In a 2014 review of Levels of the Game for the London Guardian, William Fiennes suggests that McPhee’s use of tenses are a “subtle source of power.” He notes how the author uses past tense “for history and backstory, present tense for the match and for the comments and reactions of those watching it.”
For instance: “When, after an account of (Robert) Johnson’s first meeting with Ashe (‘he wondered if the child had been a victim of rickets, he was so bony and frail’), McPhee cuts back to the semifinal at Forest Hills, the reversion to the present tense is an electric quickening. Sometimes these transitions are bold and imaginative, as when McPhee shows us two of Johnson’s trophy-winning students watching television, and the match they’re watching is Ashe vs. Graebner at Forest Hills, and suddenly we’re back in the game, spirited via a wormhole, Graebner serving an ace that splits the court.”

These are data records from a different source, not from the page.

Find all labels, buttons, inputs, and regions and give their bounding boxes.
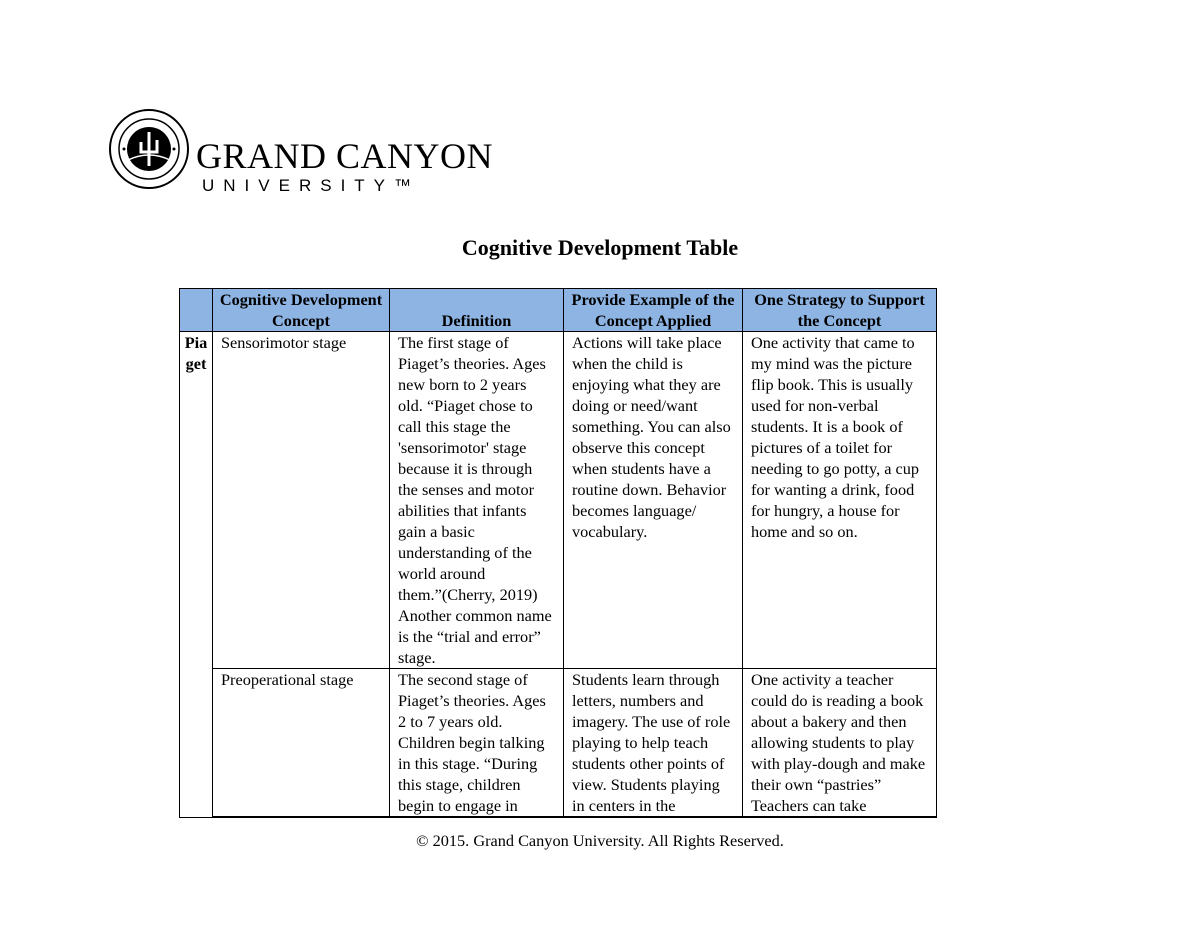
table-row — [180, 669, 937, 818]
definition-cell: The first stage of Piaget’s theories. Ages new born to 2 years old. “Piaget chose to call this stage the 'sensorimotor' stage because it is through the senses and motor abilities that infants gain a basic understanding of the world around them.”(Cherry, 2019) Another common name is the “trial and error” stage. — [390, 332, 564, 669]
logo-name-line1: GRAND CANYON — [196, 136, 494, 176]
table-header-row — [180, 289, 937, 332]
document-title: Cognitive Development Table — [461, 235, 739, 260]
definition-cell — [390, 669, 564, 818]
header-example: Provide Example of the Concept Applied — [564, 289, 743, 332]
university-logo — [108, 108, 494, 195]
header-blank — [180, 289, 213, 332]
strategy-cell: One activity that came to my mind was the picture flip book. This is usually used for non-verbal students. It is a book of pictures of a toilet for needing to go potty, a cup for wanting a drink, food for hungry, a house for home and so on. — [743, 332, 937, 669]
theorist-label: Piaget — [184, 333, 208, 373]
university-seal-icon — [108, 108, 190, 190]
cognitive-development-table — [179, 288, 937, 818]
header-concept: Cognitive Development Concept — [213, 289, 390, 332]
strategy-cell — [743, 669, 937, 818]
example-cell: Actions will take place when the child is enjoying what they are doing or need/want something. You can also observe this concept when students have a routine down. Behavior becomes language/ vocabulary. — [564, 332, 743, 669]
concept-cell — [213, 669, 390, 818]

Another example: “Both Ashe and Graebner have a great deal of finesse in reserve behind their uncomplicated power, but it surfaces once or twice a game rather than once or twice a point. Ashe is a master of drop shots, of drop half volleys, of miscellaneous dinks and chips. He is, in the idiom of tennis, very tough at cat-and-mouse – the texture of the game in which both players, near the net, exchange light, floppy shots, acutely angled and designed for inaccessibility. Graebner is a deft volleyer, reacting quickly and dangerously at the net, but in general – although the two players technically have the same sort of game – Graebner does not have the variety of shots or the versatility that Ashe has. Ashe says that Graebner ‘could use a little more junk in his game.’”
Throughout this fun-to-read book, it becomes apparent how freely and honestly Ashe and Graebner discuss race and personal politics – and the changing landscape of the tennis world. We find out what makes each succeed – on and off the court – and looking back, the book remains a great historical document. Remember, the Open Era of professional tennis was just starting to take shape and some of the greats of the game that we feel deep admiration for today, like Rod Laver, were still playing. Also, in terms of U.S. history, this match took place in the same year as the assassinations of Martin Luther King Jr. and Robert F. Kennedy, and the United States was in the height of fighting the Vietnam War. Worth noting is Ashe was a second lieutenant stationed at the U.S. Military Academy in West Point, N.Y., when he won the 1968 US Open.
Of many things I’ve come to appreciate from reading Levels of the Game is how much McPhee admires both Ashe and Graebner – and throughout, he maintains a sense of impartiality. However, it’s apparent that McPhee assumes that the reader will side with Ashe more than Graebner – and, it’s Ashe who not only wins the match – 4-6, 8-6, 7-5, 6-2 – but also goes on to win the 1968 US Open, defeating Tom Okker of the Netherlands, 14-12, 5-7, 6-3, 3-6, 6-3, in the championship final. Still an amateur and unable to accept the $14,000 first-prize money awarded to the winner, it was Ashe’s first career Grand Slam singles title and his only US Open singles championship. He became the first African-American man to win the US Open.
Looking back at this clash of conservative values versus liberal ideals, one of the primary take aways after re-reading McPhee’s Levels of the Game is simple: You are the way you play.